Why Seniors Should Continue to Work in Their Golden Years

Startling research suggests that the majority of middle-class seniors don’t have enough money to maintain their retirement, which is reducing buying power and quality of life while increasing stress and anxiety. With that in mind, it’s no surprise that 28 percent of seniors admit to being worse off during retirement than before. While nobody plans to work in their elder years, it can actually be beneficial for more reasons than money alone. Keeping busy also boosts mental and cognitive health, promotes physical activity, increases confidence, prevents isolation, and provides a purpose. Considering many seniors admit to being bored, picking up a part-time gig could be the best way to bring to bring gold back to the golden years. Here’s how to get started.

Looking for Work

It can be intimidating to look for work later in life, but it doesn’t have to be.

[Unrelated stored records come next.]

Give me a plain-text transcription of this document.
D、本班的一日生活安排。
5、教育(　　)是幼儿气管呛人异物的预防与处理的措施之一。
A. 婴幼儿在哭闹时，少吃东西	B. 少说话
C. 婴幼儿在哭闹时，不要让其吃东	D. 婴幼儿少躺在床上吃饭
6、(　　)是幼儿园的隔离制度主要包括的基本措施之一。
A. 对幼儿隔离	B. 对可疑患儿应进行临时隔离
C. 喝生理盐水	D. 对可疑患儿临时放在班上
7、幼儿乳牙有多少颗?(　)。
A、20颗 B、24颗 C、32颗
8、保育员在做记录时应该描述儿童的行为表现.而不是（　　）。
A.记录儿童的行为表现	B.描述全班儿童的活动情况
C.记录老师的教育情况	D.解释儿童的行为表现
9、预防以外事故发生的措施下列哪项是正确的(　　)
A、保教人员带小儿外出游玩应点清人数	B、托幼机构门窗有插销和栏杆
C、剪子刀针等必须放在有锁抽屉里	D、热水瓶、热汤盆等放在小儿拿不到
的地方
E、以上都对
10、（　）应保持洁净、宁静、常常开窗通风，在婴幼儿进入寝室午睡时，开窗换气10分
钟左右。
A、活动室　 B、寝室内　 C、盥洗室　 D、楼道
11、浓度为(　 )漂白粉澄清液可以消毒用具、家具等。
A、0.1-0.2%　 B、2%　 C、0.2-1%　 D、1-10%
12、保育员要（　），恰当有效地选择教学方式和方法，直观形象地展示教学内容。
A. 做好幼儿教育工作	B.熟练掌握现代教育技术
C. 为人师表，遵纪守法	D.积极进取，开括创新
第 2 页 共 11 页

In fact, considering the popularity of seniors in the workforce, there are several channels you can consider. For example, seasonal work that’s conducive of holidays or weather-related tasks, gig-economy jobs (from ride sharing to writing) that allow you to set your own schedule, making money from a hobby (think woodworking or jewelry making), and using a previous skill to start a business — even from a consultant standpoint. On a more specific level, here are some jobs to consider:

  • Realty

It’s never too late to obtain your real estate license, especially if you previously thrived in a sales environment. It’s also a great way to ensure you’re out and meeting others. If you live alone, becoming a real estate agent is a great way to avoid social isolation. Most real estate agents are self-employed, which means you’ll set your own hours.

  • Dog Walking

Studies indicate that animals can have a positive effect on seniors, including stress reduction, decreased blood pressure, and increased physical activity. Starting a dog walking business could be a great way to keep all of these benefits in check on a regular basis while making some extra cash at the same time.

  • Teaching

Whether you were a previous teacher or have a skill that warrants instruction, teaching is a popular job for retired seniors. In fact, statistics indicate that jobs will increase by 7 to 8 percent by 2026. Substitute teaching is a good way to get your foot in the door while not committing to a full-time schedule.

  • Writing

You need not be a millennial with a blog to make money at writing. Start by looking for work in areas that you have an expertise, whether that’s cooking or finances. If you don’t want to commit to a full-time job, there’s the option to take on freelance work on a per-project basis. Taking your level of experience into account, establish a goal of how much money you’d like to bring in per week/month so you can determine your rate. Most writers have both an hourly and per-word rate in mind.

  • Financial Services

If you have a finance background, you could become an advisor to help companies track their growth, or work as an accountant or auditor. Some retirees choose to only work during the busy tax season.

Whether you start your own business, work as a freelancer, or are considered a part- or full-time employee, set up a time to talk with your tax professional or financial advisor. Make sure you’re setting aside funds for taxes (if applicable) and properly managing your extra income. Don’t forget to enjoy the fruits of your labor, too, as working at any age can be overwhelming.